If using a Thread, make sure to set IsBackground=true.
There's a great post about fire and forget threads at http://consultingblogs.emc.com/jonathangeorge/archive/2009/09/10/make-methods-fire-and-forget-with-postsharp.aspx
try using below settings
[WebMethod]
[SoapDocumentMethod(OneWay = true)]
void MyAsyncMethod(parameters)
{
}
in your web service
but be careful if you use impersonation, we had problems on our side.
I'd encourage a different approach - one that doesn't use update panels. Update panels require an entire page to be loaded, and transferred over the wire - you only want the contents for a single control.
Consider doing a slightly more customized & optimized approach, using the MVC platform. Your data flow could look like:
Have the original request to your web page spawn a thread that goes out and warms your data.

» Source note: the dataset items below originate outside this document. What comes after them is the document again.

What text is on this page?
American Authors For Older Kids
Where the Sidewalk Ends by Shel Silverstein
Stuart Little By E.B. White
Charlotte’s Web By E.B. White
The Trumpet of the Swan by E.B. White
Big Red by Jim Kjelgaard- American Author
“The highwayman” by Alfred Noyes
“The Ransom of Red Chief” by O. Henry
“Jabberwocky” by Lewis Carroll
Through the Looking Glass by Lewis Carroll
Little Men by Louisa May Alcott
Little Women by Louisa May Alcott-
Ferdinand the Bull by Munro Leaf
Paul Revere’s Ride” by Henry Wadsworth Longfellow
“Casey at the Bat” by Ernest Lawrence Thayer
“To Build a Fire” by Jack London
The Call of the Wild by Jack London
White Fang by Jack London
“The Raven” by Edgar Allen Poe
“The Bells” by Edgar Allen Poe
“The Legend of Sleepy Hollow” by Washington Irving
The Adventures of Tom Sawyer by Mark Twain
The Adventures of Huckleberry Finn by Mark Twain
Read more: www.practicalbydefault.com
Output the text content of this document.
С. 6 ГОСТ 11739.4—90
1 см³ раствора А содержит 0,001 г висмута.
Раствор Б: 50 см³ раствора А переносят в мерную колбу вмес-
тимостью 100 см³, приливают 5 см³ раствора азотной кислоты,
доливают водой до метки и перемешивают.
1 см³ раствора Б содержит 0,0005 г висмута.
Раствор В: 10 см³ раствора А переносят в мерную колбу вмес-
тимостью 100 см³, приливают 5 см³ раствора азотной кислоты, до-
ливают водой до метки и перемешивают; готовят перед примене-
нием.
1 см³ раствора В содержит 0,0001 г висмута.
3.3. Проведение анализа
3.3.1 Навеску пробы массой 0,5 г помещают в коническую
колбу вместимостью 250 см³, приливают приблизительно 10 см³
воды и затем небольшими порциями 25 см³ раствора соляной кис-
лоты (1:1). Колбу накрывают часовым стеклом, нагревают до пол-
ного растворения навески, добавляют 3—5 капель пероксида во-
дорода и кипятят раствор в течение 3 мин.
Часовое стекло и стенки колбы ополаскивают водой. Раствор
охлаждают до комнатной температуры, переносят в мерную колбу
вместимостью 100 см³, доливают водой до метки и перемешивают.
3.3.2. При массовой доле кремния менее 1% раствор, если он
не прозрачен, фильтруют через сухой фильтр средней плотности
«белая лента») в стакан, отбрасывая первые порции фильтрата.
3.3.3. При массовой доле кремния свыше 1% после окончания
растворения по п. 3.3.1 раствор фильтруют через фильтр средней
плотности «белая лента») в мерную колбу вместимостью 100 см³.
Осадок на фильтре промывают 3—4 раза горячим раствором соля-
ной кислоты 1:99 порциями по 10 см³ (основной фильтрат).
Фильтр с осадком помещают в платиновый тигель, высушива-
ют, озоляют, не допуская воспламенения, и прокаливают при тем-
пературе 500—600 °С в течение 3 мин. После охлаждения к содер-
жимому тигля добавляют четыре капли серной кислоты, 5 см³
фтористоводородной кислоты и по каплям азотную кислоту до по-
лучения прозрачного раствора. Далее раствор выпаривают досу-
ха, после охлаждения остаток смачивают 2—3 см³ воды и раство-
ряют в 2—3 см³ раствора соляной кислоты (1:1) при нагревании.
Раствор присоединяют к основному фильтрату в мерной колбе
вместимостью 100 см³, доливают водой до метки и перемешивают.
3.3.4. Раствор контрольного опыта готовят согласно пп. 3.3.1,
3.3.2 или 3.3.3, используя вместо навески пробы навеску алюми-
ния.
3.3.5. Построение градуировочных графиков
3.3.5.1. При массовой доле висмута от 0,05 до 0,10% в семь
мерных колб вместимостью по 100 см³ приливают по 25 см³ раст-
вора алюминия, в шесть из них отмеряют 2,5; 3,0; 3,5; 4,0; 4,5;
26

Have a "skeleton" page returned to your client
In said page, have a javascript thread that calls your server asking for the data.
Using MVC, have a controller action that returns a partial view, which is limited to just the control you're interested in.
This will reduce your server load (can have a backoff algorithm), reduce the amount of info sent over the wire, and still give a great experience to the client.